Why Trump retweeted anti-Muslim propaganda

Why did Donald Trump retweet three videos posted by an ultra-nationalist British organization to incite hostility to Muslims?

ISIS is on the run, and there have been no terrorist attacks by Muslims in the U.S., England, or Western Europe for months. But next week two federal appeals courts will hear oral arguments on the third iteration of his travel ban.

Coincidence?

I know what you’re thinking. Why would the president indulge himself in ugly anti-Muslim propaganda when the core argument against the ban is that its purpose is not to protect national security, as the Administration claims, but to keep Muslims from coming to America?
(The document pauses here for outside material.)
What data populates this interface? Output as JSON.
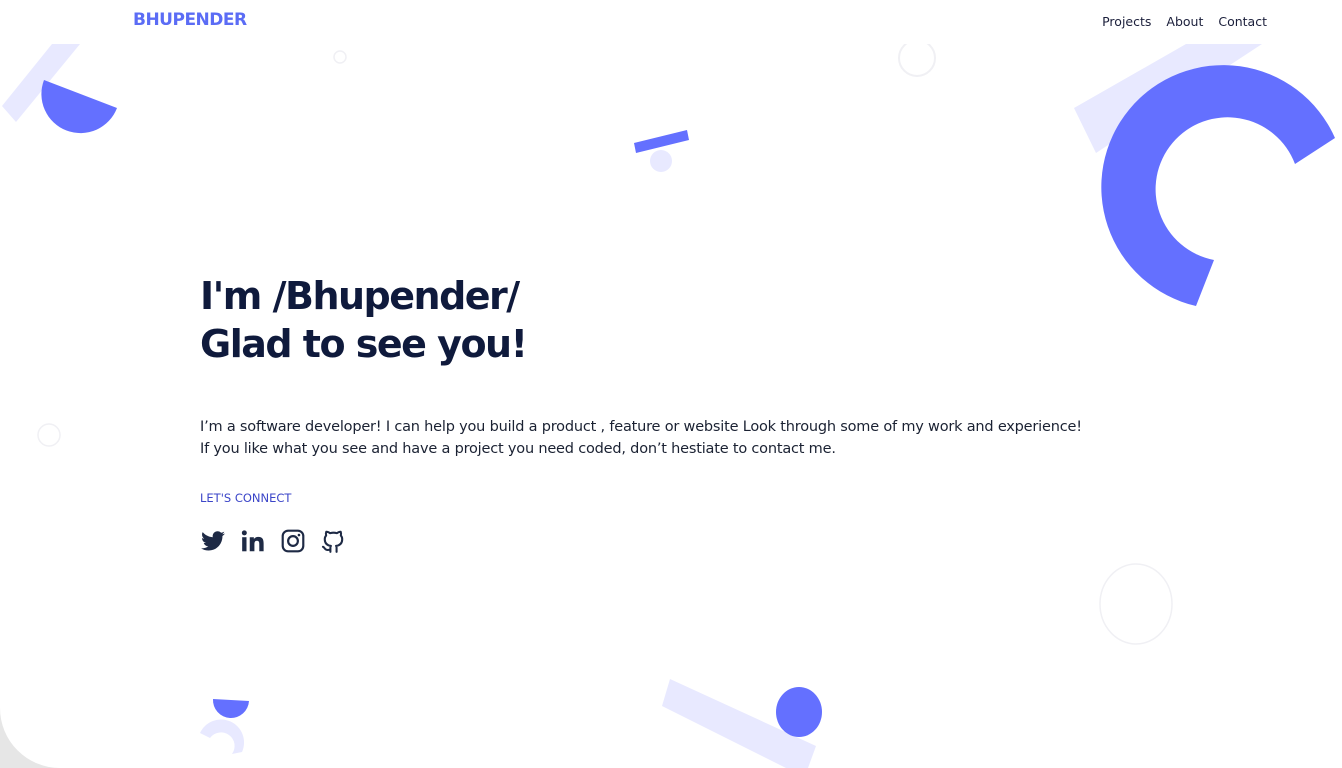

Indeed, in October a federal judge limited enforcement of the ban as a likely violation of the Establishment Clause because it disfavored Muslims. “The ‘initial’ announcement of the Muslim ban, offered repeatedly and explicitly through President Trump’s own statements, forcefully and persuasively expressed his purpose in unequivocal terms,” wrote U.S. District Court Judge Theodore Chuang.

Now the president’s lawyers will not just have to argue that his call for a “total and complete” ban on Muslims entering the country during his campaign isn’t relevant to his presidential exclusion of all travelers from six majority-Muslim countries (plus North Korea). They’ll also have to argue that retweeting a video clip of a Muslim cleric smashing a statue of the Virgin Mary shows no hostility to Islam on his part.
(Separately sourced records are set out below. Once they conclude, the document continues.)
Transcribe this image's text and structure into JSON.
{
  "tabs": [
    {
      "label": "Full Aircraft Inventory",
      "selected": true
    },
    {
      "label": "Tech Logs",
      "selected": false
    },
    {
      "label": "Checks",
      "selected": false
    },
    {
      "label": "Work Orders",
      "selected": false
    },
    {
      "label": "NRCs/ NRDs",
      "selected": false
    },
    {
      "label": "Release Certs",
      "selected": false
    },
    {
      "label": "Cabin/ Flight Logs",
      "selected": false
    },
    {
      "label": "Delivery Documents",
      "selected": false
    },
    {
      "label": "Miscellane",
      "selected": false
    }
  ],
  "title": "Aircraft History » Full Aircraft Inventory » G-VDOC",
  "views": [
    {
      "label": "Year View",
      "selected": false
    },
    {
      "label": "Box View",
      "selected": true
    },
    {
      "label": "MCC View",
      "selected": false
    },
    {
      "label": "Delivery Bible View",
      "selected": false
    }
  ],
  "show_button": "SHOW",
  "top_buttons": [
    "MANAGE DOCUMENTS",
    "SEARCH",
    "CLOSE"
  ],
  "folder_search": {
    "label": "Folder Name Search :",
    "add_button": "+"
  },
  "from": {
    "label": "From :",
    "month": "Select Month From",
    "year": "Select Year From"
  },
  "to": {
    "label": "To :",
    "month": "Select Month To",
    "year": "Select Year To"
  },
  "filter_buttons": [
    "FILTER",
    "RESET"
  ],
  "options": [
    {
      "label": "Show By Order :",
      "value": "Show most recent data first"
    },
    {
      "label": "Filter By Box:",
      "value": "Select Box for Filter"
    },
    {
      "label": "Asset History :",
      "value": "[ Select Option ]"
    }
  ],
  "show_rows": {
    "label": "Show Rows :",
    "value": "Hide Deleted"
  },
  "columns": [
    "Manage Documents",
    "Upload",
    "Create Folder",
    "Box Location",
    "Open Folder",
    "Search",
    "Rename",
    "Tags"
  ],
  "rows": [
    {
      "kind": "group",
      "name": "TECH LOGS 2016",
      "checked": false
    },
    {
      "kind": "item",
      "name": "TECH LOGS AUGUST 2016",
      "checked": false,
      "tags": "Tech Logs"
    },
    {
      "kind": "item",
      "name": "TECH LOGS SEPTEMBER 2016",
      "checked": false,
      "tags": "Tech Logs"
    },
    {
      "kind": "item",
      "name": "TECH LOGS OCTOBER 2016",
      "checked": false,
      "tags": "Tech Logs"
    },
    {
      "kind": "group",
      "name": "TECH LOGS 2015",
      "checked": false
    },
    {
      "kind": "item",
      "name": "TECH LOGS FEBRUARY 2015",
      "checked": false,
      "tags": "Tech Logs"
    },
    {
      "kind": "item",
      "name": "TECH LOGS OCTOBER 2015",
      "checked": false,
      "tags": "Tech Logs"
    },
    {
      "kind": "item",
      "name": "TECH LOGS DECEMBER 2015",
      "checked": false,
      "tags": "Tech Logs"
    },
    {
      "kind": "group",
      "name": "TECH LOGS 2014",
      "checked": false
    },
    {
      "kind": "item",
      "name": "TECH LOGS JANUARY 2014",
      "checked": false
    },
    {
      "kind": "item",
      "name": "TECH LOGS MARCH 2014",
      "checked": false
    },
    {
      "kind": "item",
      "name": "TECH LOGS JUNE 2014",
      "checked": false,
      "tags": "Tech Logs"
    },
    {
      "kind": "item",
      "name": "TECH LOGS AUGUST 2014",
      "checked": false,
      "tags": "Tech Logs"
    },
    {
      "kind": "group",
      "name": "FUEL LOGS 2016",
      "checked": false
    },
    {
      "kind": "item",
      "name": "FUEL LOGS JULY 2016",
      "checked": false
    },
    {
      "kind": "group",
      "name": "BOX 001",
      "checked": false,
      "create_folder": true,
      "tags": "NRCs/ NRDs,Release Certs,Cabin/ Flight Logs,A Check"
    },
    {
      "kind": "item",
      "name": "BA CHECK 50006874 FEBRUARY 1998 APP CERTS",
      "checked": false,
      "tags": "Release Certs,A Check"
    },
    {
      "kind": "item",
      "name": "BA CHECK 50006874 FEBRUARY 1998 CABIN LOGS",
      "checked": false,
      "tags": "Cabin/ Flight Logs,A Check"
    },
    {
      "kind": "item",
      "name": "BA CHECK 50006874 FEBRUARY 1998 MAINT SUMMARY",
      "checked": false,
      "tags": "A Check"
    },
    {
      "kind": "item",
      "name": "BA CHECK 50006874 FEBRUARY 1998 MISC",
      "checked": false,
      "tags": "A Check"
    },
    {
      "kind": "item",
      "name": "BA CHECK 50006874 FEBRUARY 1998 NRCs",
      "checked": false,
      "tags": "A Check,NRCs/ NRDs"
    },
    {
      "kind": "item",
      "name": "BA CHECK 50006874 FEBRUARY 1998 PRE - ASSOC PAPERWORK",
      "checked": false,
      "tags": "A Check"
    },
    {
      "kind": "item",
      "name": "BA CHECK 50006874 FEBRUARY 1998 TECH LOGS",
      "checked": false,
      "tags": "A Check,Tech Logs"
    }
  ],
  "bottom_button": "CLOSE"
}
Besides handing the other side real-time evidence of such hostility, Trump also signaled, in a twitter rejoinder to criticism from British Prime Minister Theresa May, that he isn’t actually worried about Islamist threats to our national security:

“.@theresa_may, don’t focus on me, focus on the destructive Radical Islamic Terrorism that is taking place within the United Kingdom. We are doing just fine!”

If I were his lawyers I’d be tempted to jump into the Potomac.
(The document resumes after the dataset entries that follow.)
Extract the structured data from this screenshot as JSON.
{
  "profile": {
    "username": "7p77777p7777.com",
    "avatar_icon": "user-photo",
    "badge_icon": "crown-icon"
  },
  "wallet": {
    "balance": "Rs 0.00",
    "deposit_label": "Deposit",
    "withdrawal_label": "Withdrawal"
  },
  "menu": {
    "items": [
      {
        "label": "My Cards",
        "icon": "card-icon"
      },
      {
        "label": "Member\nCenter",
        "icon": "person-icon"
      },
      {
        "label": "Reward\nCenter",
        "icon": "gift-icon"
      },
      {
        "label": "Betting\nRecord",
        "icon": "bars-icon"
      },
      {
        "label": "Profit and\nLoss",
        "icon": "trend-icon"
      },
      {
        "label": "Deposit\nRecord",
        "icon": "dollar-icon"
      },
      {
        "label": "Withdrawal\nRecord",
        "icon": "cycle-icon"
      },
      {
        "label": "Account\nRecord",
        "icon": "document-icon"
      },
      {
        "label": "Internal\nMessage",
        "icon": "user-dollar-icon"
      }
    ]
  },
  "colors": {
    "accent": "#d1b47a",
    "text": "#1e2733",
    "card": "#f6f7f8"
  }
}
But to return to the question at hand, why is he making his case for a travel ban more difficult? The answer, I submit, is that he doesn’t actually want to win it.

Not winning lets him keep the issue alive, for use in beating up the federal judiciary and playing the Islamophobia card with abandon, to the cheers of his fans at home and abroad. In other words, losing in court is, from his perspective, win-win.